Concern about non-performing bank loans has not featured in Malta’s Country Specific Recommendations in recent years

Maltese MEP Alfred Sant has contested the European Commission’s statement that Malta’s economy is affected by a large share of non-performing loans.

Sant was referred to the EC’s Spring forecast on Malta, which claims “a number of member states also continue to be affected by large shares of non-performing loans. Country specific recommendations are addressed to Bulgaria, Cyprus, Ireland, Italy and Malta in this sense”.

Non-performing loans are loans held with banks on which interest and capital repayment are not being honoured.

“They have been a crucial problem with many major banks across Europe.  Their elimination has been less than successful, which has held up progress in setting up a banking union within the Eurozone,” Sant said.

Non-performing loans have been a vital point of concern in successive versions of the European semester, the process by which the European Commission comments about the economic and financial performance of member states. It then makes recommendations, called Country Specific Recommendations (CSRs), for future policy in each member state.

But Sant said concern about non-performing bank loans in Malta has not featured in Malta’s CSRs in recent years.

Sant filed an urgent parliamentary question asked the EC to explain why it has included this as a concern in this year’s general Communication, when the same point is totally absent in the Country Specific Recommendations addressed to Malta.

Sant said that its economic analysis included in the March 2018 country report, the Commission stated that Malta’s good economic performance has also been reflected in the performance of the banking sector. It laid no stress on any risk related to NPLs in Malta, which stayed at around 3.7% of GDP.
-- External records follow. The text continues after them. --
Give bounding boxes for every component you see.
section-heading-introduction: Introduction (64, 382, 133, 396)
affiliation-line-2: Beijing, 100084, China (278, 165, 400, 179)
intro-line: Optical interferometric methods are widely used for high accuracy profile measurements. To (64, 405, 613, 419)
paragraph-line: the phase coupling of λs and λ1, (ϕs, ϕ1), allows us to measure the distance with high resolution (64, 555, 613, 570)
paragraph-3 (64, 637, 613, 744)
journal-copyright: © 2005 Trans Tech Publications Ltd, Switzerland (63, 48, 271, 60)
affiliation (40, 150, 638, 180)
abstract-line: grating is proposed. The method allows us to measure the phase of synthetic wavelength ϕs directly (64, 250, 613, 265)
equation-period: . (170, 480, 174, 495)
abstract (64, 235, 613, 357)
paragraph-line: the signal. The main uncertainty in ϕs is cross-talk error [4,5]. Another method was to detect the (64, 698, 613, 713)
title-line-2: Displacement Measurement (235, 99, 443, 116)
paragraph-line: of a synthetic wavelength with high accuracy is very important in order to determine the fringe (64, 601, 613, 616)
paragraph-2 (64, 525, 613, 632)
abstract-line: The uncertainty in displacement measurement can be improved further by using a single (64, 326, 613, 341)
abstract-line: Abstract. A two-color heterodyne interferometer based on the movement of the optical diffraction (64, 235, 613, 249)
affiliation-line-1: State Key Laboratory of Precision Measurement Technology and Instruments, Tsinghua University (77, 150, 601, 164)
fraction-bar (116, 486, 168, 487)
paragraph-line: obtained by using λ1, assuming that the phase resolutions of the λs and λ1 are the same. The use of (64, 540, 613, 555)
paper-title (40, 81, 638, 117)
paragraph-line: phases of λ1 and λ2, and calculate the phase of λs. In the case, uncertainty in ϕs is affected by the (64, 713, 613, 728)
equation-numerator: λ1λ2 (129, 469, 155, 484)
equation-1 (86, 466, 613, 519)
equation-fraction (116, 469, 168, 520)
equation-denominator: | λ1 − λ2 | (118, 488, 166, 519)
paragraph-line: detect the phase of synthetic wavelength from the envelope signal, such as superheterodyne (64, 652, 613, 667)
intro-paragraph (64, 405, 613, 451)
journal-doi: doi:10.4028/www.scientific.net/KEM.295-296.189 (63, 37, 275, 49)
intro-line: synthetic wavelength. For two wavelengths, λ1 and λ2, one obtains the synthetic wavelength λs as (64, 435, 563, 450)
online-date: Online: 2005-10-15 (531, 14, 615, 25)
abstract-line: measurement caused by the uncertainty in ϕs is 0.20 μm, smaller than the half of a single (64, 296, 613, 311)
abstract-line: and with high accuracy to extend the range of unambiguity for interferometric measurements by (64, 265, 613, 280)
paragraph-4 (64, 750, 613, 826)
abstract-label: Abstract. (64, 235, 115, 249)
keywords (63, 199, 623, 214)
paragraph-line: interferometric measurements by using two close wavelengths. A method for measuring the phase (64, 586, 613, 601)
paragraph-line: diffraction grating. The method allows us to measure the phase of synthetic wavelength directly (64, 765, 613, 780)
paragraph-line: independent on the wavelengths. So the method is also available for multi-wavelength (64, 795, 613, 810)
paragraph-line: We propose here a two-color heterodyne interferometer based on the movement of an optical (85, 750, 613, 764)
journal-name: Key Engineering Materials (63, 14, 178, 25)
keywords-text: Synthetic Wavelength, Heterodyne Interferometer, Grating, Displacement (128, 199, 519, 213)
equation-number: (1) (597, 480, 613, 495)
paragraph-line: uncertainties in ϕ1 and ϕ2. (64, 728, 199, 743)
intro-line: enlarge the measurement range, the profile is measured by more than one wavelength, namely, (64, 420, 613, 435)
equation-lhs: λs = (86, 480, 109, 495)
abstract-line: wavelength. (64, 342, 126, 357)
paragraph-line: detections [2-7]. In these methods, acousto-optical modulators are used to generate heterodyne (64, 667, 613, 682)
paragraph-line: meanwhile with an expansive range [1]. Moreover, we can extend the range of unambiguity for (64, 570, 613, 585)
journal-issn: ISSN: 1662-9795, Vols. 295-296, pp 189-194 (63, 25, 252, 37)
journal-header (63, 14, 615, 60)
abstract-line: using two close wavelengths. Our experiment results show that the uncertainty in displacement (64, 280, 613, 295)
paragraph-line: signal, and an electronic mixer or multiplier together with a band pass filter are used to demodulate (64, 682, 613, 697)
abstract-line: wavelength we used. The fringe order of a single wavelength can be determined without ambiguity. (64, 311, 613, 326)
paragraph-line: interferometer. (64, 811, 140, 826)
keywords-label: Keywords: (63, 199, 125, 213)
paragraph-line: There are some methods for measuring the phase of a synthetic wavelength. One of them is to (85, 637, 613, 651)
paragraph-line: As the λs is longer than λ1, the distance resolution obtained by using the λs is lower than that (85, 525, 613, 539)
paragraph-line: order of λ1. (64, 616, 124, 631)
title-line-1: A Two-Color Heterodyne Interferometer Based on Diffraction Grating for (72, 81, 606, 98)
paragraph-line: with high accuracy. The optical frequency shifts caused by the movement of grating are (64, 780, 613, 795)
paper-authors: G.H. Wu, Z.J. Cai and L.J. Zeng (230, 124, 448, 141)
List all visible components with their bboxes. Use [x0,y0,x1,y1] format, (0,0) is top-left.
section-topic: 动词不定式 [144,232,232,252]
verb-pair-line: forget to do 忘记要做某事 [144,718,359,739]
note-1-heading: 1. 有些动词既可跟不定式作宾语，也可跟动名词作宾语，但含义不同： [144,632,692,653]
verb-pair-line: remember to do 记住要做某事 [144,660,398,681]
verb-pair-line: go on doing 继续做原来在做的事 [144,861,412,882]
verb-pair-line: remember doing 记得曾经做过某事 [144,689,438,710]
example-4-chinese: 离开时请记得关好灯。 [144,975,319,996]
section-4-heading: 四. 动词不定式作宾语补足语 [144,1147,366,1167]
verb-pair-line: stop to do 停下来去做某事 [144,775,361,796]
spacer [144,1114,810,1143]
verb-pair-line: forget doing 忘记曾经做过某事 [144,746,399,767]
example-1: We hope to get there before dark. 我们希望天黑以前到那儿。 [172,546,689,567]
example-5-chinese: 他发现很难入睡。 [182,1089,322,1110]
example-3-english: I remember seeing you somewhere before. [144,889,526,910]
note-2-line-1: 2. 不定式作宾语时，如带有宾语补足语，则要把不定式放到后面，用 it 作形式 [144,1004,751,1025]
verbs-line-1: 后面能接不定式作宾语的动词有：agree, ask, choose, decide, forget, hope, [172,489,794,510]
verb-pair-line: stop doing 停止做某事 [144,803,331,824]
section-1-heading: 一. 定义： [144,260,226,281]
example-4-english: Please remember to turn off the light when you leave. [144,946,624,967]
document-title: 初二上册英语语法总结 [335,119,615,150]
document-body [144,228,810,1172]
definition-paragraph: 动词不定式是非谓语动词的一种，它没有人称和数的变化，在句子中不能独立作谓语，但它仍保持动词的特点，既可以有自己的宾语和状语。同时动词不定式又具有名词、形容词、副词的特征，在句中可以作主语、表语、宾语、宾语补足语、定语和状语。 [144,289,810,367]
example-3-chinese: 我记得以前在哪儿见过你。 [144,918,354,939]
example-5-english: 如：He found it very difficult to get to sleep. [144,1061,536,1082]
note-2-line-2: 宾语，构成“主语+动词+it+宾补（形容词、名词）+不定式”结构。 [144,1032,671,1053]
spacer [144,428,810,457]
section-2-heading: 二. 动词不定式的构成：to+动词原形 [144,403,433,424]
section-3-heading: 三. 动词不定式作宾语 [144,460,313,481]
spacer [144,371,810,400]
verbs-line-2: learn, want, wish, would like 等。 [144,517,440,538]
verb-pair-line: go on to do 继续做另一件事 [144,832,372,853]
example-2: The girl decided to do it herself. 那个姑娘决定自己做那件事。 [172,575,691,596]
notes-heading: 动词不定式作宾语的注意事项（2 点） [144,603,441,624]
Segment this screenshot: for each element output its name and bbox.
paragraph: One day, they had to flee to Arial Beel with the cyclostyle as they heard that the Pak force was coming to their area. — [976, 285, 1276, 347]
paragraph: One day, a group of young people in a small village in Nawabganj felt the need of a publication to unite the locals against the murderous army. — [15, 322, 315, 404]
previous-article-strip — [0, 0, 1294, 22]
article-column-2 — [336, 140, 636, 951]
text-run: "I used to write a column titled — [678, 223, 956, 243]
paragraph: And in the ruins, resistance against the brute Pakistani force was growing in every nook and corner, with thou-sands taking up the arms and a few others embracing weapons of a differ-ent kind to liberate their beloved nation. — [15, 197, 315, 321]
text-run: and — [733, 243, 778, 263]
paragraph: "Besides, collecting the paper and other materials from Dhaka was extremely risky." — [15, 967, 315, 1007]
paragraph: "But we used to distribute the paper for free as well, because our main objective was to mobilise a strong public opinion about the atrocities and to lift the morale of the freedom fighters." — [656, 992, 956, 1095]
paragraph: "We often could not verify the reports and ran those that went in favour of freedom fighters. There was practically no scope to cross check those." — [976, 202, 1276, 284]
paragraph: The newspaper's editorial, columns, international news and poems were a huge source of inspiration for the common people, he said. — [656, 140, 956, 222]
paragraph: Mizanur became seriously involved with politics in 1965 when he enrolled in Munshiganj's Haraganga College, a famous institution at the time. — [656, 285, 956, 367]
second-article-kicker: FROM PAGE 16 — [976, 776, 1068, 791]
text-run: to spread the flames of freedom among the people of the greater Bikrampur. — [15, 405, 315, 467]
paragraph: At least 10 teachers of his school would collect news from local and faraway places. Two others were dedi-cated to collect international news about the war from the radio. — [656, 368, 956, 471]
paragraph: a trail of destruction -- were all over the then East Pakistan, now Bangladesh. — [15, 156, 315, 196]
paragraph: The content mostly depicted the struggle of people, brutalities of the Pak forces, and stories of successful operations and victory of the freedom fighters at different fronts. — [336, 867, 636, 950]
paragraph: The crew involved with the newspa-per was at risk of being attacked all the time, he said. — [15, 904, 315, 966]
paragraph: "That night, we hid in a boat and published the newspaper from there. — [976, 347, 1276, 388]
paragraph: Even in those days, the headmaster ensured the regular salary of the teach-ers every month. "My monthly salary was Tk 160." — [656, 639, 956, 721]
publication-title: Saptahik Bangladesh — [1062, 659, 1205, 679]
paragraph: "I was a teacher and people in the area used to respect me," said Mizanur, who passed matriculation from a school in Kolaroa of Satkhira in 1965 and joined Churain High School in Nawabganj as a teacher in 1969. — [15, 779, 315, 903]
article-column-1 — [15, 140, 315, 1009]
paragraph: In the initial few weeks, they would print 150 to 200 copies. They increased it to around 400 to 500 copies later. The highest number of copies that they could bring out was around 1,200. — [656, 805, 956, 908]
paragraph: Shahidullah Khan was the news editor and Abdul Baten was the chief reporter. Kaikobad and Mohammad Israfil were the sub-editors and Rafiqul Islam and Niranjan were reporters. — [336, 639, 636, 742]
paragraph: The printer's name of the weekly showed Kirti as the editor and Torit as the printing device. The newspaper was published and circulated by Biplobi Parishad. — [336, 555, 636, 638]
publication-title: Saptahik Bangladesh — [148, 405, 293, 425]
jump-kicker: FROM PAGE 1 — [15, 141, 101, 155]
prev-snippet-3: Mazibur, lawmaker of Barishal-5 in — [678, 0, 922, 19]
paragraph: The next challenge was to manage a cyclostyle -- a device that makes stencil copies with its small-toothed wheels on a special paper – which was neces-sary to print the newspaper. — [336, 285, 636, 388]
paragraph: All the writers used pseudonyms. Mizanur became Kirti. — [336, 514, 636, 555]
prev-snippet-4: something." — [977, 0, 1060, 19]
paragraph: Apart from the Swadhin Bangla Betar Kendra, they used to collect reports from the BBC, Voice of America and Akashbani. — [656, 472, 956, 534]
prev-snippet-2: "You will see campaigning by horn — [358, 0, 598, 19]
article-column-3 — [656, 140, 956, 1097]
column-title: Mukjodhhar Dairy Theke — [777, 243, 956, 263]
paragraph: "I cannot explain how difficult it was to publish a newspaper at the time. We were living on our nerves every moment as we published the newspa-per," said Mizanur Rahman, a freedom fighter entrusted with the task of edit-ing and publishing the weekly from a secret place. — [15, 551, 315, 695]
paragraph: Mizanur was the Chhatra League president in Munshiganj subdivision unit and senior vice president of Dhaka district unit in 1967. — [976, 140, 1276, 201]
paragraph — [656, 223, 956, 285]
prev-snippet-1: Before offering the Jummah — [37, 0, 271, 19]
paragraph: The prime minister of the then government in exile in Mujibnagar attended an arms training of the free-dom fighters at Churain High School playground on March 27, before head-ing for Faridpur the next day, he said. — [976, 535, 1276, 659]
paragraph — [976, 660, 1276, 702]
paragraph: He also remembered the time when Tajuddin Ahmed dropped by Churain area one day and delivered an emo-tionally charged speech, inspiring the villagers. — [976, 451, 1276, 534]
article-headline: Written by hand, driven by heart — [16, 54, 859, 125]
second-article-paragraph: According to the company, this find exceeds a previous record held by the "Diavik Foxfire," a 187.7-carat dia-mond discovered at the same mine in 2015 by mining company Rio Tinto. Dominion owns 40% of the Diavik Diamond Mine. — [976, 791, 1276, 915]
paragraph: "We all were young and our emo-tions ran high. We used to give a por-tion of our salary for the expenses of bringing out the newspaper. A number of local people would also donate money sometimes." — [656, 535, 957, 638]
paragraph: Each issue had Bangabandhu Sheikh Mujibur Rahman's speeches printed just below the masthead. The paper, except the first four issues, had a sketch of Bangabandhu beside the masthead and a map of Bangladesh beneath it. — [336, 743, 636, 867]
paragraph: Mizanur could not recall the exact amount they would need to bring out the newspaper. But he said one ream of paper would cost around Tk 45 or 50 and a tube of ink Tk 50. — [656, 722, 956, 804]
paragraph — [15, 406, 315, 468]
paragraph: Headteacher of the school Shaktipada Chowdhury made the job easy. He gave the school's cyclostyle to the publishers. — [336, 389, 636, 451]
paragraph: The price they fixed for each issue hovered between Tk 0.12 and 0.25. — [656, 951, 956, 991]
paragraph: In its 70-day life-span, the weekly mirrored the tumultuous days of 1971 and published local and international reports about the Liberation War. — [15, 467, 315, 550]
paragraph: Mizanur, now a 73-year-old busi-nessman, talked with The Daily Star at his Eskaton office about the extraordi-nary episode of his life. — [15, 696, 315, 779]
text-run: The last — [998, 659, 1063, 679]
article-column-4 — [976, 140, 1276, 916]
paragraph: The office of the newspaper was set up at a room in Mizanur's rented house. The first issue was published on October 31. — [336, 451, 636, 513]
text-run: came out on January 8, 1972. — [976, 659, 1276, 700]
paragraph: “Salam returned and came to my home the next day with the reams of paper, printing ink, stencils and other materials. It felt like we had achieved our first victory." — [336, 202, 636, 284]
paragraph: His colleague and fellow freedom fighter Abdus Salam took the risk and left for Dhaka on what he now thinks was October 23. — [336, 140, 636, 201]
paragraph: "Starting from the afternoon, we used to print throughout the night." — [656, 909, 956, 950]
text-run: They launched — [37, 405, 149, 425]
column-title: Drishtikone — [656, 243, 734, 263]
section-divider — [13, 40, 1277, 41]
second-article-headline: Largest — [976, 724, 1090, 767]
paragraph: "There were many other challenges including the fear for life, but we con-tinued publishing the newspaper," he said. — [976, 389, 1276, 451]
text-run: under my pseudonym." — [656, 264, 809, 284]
The Maltese MEP noted that according to the European Banking Authority, the average of non-performing loans to GDP held by all European banks stood at 4% of GDP at the end of December 2017, higher than Malta’s.

He therefore asked the European Commission to clarify what it considers to be a “large” share of non-performing loans held by banks in any given country.

Under the procedure of an urgent parliamentary question, the Commission should give priority to the reply requested from it.